Op de begane grond van de Pakkerij huist AEGEE: de Europese Studentenvereniging. Ondanks hun ruim driehonderd leden hebben ze genoeg aan de op één na kleinste sociëteitsruimte van het gebouw. Op dinsdag en donderdag verzamelen jaarclubs, commissies, disputen, werkgroepen en niet gebonden leden zich rond het beeld van Asterion, de koning van Kreta, die Europa uit de handen van oppergod Zeus redde. Willem Strijbosch, student informatica en bestuurslid van AEGEE: 'Bij ons is in principe niets verplicht. We hebben een introductiekamp in plaats van een ontgroening en als je lid wordt, mag alles maar hoeft er niks. In de sociëteit wordt vooral veel gepraat en relaxed bier gedronken.'
'Vooral na thuiskomst van een internationaal congres of een liftwedstrijd worden hier de sterke verhalen verteld', vult Jurgen Ganzevles (2e jaars EL) aan. 'We gaan met z'n allen voor de kaart van Europa staan en dan wijs je aan welk avontuur je waar hebt beleefd. Een AEGEE congres is vooral een social event. Dus je maakt (ondertussen zijn wenkbrauwen optrekkend) het een en ander mee.'
Rivaliteit
Natuurlijk gaat het op de sociëteit in de eerste plaats om gezelligheid, ontspanning, kletsen en bier drinken. Maar bij Audentis, Taste en AEGEE wordt de sfeer tijdens een avondje op de sociëteit mede bepaald door wat alle drie 'gezonde rivaliteit' noemen.

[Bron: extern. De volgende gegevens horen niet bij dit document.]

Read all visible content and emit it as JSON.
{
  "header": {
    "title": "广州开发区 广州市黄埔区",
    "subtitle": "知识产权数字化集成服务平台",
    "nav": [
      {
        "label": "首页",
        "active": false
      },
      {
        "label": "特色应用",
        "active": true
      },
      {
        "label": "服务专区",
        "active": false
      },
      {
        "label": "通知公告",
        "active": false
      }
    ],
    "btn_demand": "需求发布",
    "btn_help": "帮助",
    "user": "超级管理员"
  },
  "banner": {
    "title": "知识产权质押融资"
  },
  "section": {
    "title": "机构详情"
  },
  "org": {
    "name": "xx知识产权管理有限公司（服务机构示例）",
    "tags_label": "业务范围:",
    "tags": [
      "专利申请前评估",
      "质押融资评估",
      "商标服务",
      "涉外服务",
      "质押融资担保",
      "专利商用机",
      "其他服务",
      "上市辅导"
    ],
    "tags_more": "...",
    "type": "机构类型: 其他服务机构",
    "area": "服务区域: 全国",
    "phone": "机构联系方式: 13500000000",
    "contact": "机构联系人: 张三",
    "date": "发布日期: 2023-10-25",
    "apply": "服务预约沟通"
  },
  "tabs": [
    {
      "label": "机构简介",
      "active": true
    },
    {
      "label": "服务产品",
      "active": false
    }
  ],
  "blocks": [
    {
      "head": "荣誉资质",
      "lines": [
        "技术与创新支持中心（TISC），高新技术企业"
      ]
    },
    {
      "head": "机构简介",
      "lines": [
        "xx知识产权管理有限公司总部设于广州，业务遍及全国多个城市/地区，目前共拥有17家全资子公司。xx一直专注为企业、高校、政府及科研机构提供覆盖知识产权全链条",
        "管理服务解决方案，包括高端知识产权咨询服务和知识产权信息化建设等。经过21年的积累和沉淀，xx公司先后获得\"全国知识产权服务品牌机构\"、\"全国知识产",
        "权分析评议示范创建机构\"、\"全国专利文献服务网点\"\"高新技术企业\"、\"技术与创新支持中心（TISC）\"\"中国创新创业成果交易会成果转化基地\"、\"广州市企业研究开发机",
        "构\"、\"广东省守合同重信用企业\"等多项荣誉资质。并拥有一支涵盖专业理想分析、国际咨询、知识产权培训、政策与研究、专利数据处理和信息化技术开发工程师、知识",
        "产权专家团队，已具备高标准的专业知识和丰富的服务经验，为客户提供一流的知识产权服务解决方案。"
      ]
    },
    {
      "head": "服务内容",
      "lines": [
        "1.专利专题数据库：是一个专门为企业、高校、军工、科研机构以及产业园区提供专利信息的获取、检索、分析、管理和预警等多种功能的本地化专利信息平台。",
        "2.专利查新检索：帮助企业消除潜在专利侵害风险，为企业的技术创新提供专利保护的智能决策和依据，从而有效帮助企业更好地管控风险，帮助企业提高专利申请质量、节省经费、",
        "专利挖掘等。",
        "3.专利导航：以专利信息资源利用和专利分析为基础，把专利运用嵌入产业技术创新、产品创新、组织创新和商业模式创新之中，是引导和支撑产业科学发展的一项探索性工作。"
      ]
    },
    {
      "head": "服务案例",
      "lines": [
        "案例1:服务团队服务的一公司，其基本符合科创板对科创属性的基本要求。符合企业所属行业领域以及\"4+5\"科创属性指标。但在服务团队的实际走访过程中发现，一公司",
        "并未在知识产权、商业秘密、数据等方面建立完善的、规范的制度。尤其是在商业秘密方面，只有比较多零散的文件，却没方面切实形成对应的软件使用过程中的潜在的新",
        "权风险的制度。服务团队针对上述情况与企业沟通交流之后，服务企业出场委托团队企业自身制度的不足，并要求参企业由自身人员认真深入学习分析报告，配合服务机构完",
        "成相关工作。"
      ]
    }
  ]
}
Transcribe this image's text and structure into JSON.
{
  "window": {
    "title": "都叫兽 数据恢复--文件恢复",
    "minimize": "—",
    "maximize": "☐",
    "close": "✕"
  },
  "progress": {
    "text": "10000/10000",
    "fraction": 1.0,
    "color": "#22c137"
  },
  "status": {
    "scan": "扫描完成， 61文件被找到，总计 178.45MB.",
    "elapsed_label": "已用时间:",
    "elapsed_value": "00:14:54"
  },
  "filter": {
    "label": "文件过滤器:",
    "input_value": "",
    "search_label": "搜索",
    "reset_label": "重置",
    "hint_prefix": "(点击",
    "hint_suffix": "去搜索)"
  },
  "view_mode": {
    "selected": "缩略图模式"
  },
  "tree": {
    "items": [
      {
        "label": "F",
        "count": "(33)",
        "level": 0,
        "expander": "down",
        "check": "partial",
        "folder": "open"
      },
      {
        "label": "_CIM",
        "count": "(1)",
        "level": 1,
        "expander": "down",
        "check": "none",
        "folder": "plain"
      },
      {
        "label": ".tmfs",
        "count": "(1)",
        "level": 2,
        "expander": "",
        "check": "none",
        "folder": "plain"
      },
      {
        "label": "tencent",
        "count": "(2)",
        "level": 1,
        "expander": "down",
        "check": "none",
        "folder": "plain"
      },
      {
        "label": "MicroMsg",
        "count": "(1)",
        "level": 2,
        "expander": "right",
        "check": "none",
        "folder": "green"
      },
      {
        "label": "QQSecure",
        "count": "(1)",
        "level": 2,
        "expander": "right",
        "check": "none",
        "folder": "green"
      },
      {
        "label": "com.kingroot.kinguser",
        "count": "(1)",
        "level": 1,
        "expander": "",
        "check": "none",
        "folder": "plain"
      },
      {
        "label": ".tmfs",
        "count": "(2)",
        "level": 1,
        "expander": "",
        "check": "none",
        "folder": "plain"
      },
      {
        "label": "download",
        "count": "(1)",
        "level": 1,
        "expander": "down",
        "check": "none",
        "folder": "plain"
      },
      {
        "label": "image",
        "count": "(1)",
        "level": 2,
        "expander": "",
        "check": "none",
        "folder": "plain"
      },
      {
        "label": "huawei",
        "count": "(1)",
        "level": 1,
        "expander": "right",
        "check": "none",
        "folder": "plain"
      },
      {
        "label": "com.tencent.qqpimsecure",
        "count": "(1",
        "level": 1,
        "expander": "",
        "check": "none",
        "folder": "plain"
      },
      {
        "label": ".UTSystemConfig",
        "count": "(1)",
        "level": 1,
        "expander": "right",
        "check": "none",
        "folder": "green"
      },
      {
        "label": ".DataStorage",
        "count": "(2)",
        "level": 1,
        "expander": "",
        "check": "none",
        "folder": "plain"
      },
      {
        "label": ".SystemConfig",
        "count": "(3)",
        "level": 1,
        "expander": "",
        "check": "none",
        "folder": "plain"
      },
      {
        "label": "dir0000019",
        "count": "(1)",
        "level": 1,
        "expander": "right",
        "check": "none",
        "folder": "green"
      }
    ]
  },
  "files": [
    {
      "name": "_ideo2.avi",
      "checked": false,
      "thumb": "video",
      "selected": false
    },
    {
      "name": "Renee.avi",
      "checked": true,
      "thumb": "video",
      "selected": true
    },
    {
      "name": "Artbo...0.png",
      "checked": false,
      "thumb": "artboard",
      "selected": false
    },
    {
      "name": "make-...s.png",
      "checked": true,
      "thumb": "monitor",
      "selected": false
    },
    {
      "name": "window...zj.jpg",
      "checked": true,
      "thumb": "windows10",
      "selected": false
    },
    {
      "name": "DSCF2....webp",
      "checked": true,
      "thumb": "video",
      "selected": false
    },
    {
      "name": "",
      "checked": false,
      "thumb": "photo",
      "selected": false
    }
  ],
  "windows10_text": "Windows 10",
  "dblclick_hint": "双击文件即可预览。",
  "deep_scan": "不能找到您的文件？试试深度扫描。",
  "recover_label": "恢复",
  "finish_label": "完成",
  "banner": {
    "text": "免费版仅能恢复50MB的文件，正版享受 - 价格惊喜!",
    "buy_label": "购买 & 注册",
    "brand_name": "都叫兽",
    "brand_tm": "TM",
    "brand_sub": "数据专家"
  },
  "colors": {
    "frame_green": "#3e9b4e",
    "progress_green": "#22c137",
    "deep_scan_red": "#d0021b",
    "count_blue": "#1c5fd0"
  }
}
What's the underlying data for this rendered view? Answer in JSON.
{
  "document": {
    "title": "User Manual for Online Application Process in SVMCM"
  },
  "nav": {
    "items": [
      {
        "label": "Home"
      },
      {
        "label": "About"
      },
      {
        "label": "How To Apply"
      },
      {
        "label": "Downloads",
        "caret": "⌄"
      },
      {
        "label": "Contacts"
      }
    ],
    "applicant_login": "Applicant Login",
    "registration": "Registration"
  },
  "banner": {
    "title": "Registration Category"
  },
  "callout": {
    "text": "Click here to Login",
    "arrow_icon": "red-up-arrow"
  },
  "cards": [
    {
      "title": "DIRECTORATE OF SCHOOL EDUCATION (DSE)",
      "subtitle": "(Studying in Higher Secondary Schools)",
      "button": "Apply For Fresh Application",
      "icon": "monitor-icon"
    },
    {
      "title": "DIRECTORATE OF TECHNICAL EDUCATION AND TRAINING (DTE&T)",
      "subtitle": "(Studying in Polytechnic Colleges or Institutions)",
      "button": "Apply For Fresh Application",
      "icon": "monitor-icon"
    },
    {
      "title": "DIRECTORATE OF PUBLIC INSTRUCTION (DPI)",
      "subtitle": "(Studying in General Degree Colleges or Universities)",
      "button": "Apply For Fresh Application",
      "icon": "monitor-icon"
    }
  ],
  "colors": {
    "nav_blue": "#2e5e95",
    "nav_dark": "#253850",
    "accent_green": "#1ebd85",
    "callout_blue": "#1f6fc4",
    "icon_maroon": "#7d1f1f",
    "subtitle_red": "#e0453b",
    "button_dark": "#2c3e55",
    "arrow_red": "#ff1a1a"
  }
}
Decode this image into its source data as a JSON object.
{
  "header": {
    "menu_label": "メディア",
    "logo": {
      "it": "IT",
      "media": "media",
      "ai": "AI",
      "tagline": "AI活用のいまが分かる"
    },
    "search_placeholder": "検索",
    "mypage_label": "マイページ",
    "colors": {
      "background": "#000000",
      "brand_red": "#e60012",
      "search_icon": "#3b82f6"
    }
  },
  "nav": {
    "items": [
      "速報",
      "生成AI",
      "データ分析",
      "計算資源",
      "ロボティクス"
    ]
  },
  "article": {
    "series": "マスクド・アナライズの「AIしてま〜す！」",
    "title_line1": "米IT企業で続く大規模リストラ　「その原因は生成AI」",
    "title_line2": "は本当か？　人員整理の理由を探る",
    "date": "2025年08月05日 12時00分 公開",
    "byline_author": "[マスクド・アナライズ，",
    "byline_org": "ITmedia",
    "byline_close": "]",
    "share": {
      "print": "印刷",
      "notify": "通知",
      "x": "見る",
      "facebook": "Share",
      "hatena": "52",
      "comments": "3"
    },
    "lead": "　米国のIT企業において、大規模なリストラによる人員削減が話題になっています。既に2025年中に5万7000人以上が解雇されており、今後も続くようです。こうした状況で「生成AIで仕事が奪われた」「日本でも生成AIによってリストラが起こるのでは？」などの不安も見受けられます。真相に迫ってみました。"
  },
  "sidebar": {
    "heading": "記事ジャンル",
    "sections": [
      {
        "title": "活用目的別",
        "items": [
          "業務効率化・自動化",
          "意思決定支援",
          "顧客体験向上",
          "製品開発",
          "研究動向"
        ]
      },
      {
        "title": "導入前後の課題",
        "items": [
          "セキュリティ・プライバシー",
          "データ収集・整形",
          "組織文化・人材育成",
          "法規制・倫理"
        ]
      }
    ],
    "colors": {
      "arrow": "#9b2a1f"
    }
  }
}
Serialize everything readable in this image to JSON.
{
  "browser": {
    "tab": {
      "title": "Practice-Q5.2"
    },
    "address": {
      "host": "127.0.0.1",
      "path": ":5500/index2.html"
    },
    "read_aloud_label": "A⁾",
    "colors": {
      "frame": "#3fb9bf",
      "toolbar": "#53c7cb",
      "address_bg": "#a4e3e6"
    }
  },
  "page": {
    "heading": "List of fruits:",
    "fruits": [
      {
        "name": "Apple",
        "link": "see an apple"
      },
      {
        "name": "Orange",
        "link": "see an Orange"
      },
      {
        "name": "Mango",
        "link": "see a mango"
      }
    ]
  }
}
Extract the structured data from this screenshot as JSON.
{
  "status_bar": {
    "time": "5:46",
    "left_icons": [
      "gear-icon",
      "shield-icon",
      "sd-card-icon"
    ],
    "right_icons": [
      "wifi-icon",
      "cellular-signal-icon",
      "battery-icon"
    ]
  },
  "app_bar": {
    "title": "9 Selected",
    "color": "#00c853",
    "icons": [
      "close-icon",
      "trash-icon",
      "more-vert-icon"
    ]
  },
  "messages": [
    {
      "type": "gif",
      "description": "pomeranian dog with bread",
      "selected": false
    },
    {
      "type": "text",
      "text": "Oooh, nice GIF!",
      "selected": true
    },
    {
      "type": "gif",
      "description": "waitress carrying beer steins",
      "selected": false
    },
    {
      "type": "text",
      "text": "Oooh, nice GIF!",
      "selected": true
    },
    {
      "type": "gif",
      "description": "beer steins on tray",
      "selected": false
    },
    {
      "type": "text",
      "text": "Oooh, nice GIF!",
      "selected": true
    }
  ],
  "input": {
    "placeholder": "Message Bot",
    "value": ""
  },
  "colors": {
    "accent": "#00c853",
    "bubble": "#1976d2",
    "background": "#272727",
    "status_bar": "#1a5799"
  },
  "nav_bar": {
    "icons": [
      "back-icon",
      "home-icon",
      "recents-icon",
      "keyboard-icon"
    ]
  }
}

Disputen, jaarclubs en genootschappen voeren een voortdurende strijd om de eer. De bier-estafette moet worden gewonnen. De één organiseert een nog groter symposium dan de ander. Af en toe wordt er gebrast (aan elkaars kleren trekkenen elkaar op de grond proberen te gooien). Wie een stunt uithaalt, scoort. En wie op de tafel gaat staan en het dispuutlied het hardst door de sociëteit brult heeft gewonnen. Ten minste voor dat moment.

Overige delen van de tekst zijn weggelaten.